Track hubs are supported by Ensembl, NCBI and UCSC. So yes, it would be great if IGV had some support for track hubs. A basic version could be very minimal, shortLabel and longLabel, visibility and type are the most important keywords.

jrobinso commented 2 years ago

@maximilianh I will do this, although IGV is not in the same class as the big server based browsers you mention it is certainly worth doing. As a quick fix for JASPAR I'm thinking of just defining a "hosted" track in IGV for at least human and mouse assemblies using the basic data from the trackDB. I will not copy those 100GB bb files rather reference them. Anyway thanks for the tips and help as always.

maximilianh commented 2 years ago

Let us know if we can help with something. The trackDb specs are sometimes not documented well (e.g. genomes and hub.txt). It would be nice to implement useOneFile, I find it very useful, it packs the three files into a single file.

https://genome.ucsc.edu/goldenPath/help/hubQuickStart.html

On Thu, Jan 20, 2022 at 4:35 AM Jim Robinson @.***> wrote:

@maximilianh https://github.com/maximilianh I will do this, although IGV is not in the same class as the big server based browsers you mention it is certainly worth doing. As a quick fix for JASPAR I'm thinking of just defining a "hosted" track in IGV for at least human and mouse assemblies using the basic data from the trackDB. I will not copy those 100GB bb files rather reference them. Anyway thanks for the tips and help as always.

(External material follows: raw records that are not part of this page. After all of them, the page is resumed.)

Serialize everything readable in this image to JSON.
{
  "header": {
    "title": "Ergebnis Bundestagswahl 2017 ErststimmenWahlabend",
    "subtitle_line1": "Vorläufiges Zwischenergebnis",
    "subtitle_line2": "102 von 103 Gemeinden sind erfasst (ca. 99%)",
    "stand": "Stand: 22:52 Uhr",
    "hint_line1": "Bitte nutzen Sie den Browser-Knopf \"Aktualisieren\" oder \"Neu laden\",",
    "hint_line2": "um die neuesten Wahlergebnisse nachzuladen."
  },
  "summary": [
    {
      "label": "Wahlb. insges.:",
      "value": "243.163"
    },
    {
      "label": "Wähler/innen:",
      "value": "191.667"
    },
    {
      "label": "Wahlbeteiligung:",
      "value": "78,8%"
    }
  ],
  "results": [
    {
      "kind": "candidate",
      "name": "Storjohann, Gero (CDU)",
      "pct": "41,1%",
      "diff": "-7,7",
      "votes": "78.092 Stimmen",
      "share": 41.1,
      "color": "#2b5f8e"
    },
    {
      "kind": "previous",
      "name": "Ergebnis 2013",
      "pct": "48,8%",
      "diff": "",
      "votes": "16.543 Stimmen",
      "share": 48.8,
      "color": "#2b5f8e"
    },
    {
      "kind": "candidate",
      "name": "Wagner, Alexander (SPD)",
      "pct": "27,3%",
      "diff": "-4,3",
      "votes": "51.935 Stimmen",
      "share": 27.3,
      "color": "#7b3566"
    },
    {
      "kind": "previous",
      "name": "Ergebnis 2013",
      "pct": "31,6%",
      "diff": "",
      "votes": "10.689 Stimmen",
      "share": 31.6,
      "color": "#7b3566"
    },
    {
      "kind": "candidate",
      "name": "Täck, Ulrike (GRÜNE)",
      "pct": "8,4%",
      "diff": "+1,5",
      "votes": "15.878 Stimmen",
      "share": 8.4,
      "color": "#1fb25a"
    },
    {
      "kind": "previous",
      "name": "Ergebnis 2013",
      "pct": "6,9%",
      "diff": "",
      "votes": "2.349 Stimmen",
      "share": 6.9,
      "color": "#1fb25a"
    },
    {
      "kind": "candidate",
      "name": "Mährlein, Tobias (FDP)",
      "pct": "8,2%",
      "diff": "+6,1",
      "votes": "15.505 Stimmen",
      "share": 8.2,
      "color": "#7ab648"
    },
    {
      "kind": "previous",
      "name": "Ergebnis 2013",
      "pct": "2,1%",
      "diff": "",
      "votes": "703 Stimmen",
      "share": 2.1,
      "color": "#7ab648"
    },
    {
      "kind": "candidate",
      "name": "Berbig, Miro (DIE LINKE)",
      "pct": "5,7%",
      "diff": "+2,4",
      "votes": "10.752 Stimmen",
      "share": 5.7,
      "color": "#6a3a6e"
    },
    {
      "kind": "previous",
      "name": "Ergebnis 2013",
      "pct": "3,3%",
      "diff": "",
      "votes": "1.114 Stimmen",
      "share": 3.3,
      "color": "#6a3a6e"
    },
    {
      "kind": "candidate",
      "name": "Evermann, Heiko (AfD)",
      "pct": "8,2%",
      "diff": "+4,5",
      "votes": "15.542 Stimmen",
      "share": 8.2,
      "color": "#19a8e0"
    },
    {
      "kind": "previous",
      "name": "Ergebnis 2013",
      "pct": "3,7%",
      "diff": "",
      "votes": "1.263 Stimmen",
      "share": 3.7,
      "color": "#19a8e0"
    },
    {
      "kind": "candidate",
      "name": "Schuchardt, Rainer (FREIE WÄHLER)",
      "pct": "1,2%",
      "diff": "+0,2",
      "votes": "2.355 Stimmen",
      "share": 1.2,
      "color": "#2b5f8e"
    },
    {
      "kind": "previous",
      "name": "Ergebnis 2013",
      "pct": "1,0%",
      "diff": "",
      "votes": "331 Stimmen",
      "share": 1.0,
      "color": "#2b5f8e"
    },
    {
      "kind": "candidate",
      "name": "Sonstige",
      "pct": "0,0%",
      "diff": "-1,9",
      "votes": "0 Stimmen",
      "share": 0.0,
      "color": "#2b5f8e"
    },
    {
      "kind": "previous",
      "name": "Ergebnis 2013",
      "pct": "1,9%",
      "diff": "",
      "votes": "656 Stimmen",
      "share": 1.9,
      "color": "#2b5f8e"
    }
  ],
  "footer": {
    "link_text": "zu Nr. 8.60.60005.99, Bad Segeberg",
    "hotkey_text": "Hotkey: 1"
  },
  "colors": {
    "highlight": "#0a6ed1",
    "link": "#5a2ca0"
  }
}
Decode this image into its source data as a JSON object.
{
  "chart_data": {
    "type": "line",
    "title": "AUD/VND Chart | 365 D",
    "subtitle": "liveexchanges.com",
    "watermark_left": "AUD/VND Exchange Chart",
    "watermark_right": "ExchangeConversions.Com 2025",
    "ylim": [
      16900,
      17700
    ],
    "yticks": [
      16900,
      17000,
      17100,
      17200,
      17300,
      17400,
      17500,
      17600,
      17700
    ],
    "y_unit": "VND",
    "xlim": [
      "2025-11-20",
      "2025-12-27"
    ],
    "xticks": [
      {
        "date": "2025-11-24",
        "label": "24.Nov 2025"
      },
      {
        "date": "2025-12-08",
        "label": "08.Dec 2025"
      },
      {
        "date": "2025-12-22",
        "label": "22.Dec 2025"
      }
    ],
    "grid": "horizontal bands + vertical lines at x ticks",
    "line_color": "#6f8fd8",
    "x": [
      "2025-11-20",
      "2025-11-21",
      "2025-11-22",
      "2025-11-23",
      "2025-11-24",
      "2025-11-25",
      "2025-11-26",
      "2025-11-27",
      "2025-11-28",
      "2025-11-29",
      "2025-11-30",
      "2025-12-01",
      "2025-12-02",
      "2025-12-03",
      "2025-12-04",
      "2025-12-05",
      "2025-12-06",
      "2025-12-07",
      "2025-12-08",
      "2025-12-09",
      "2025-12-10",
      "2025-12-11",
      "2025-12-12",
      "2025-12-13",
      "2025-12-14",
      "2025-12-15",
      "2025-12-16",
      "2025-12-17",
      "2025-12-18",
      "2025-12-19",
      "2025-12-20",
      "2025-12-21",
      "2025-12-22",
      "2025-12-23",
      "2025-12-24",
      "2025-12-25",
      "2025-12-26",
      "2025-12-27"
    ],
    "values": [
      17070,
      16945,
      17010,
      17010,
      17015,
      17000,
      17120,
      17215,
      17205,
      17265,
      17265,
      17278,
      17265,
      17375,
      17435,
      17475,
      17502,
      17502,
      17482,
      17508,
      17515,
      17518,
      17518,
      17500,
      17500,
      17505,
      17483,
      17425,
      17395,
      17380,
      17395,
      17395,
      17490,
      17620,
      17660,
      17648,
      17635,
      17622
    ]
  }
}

— Reply to this email directly, view it on GitHub https://github.com/igvteam/igv/issues/1089#issuecomment-1017088612, or unsubscribe https://github.com/notifications/unsubscribe-auth/AACL4TJO4MA7233YZUPQGQDUW57JBANCNFSM5MH5W2TQ . Triage notifications on the go with GitHub Mobile for iOS https://apps.apple.com/app/apple-store/id1477376905?ct=notification-email&mt=8&pt=524675 or Android https://play.google.com/store/apps/details?id=com.github.android&referrer=utm_campaign%3Dnotification-email%26utm_medium%3Demail%26utm_source%3Dgithub.

You are receiving this because you were mentioned.Message ID: @.***>

jrobinso commented 2 years ago

Thanks @maximilianh . RE "useOneFile", that would be the decision of the track hub creator, correct? I will support it where its available.

malcook commented 2 years ago

defining a "hosted" track in IGV for at least human and mouse @jrobinso - could you please include zebrafish in any short term patch solution - that is the use case the drove my initial request

malcook commented 2 years ago

@jrobinso - I'm still hoping somehow to be able to display as glyph label in IGV the bigbed's column 6 (TFName). Any chance of providing such functionality, possibly as a "workaround", in the near term (preferably not requiring reference to remote track hubs)?

jrobinso commented 2 years ago

@malcook A workaround would be to convert that file to a standard 12 column bed with the name you want in the standard name column. You can do this with a simple script.

malcook commented 2 years ago

snapshot looks good in my hands. Thanks so much!

jrobinso commented 2 years ago

@malcook I assume you found the "set label field" menu item.